My transition from beautiful rowdy prisoner to free-roaming sage was wild and messy. It was noisy. It was awkward. I lived through my greatest fear in standing up to and tussling with the gatekeepers (something I’d desperately avoided my entire life). I was left wounded, angry and depleted. New life outside the cage, completely on my own and away from everything I’d ever known and depended on, was even harder. I sat paralyzed just outside the door of my lifelong prison for a long time, afraid to move…not having any clue what to do next or where to go.
Then came the sages – beautiful, strong, free, healers who bore the exact same scars as me. Those scars from which they so generously led and taught were road maps of trails they’d blazed and traveling tips and encouragement.

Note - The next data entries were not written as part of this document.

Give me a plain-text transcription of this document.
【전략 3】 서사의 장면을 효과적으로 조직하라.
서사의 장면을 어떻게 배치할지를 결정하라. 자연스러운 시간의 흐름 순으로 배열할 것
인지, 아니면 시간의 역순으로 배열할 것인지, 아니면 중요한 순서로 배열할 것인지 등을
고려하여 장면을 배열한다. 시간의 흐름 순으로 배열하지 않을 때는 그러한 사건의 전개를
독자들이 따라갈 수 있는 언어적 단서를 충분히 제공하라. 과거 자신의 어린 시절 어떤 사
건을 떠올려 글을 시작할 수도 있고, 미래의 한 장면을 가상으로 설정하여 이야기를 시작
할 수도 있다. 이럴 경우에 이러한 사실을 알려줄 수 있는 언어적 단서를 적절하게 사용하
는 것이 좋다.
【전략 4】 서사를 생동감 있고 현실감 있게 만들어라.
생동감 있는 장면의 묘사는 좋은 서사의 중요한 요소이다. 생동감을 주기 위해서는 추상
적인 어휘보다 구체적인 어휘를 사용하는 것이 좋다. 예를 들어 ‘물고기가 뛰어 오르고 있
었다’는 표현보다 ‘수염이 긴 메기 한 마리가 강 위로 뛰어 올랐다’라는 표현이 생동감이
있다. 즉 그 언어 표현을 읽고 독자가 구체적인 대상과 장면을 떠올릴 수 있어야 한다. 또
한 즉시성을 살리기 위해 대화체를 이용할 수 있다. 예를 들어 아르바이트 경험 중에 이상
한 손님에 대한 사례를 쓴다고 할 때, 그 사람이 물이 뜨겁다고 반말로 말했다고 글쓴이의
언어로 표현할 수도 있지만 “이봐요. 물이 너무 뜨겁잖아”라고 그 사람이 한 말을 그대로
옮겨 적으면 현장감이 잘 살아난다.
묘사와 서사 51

They showed me that I myself had keys that fit, keys that work, keys that unlock various doors to freedom that are formed within those very wounds of experience and struggle.
As I began to work out my feeble legs and explore farther out from the cage, I found traveling companions and fellow former rowdy prisoners walking the same roads. We’re having an absolute blast together and are always on the lookout for whoever can and will to join us as we run and jump and roam, taste, see and smell – experience abundant life and freedom and love – the reality outside the cage.
I decided it was time for a fundamental shift in focus when I realized I was truly free from all cages and the influence of gatekeepers. Cage-Free Christian is my life after death and resurrection. I’m sure you still recognize my voice, my sarcasm and dry humor. I’m still me, but my purpose in speaking has changed. I’m no longer fighting to break out. I’m certainly not trying to replace one cage of definitive understanding for another.
I lived my great escape out loud and I’m dancing free out in the open like a total dork if you care to look. I’m not confronting any gatekeepers or trying to destroy cages, but I will continue to visit the ones with which I am all too familiar to drop keys all night long for the beautiful rowdy prisoners who somehow instinctively know the cage is not life, the cage is not God.
The lock turns from the inside, Peeps. It’s up to you. Me and a host of other sages are waiting just outside for you to join us. I’m particularly skilled at helping those who need a lot of time and encouragement to figure out how to take those first few tentative steps out into the open. I was just there and know exactly how hard it is. I’d love nothing more than to train and walk with you on those first trails of freedom and discovery.
There’s nowhere you can escape from the love of God. It’s there in the cage of certainty too. But I gotta tell ya, Jesus is moving and roaming everywhere outside. You really should come see for yourself and hit some trails with us.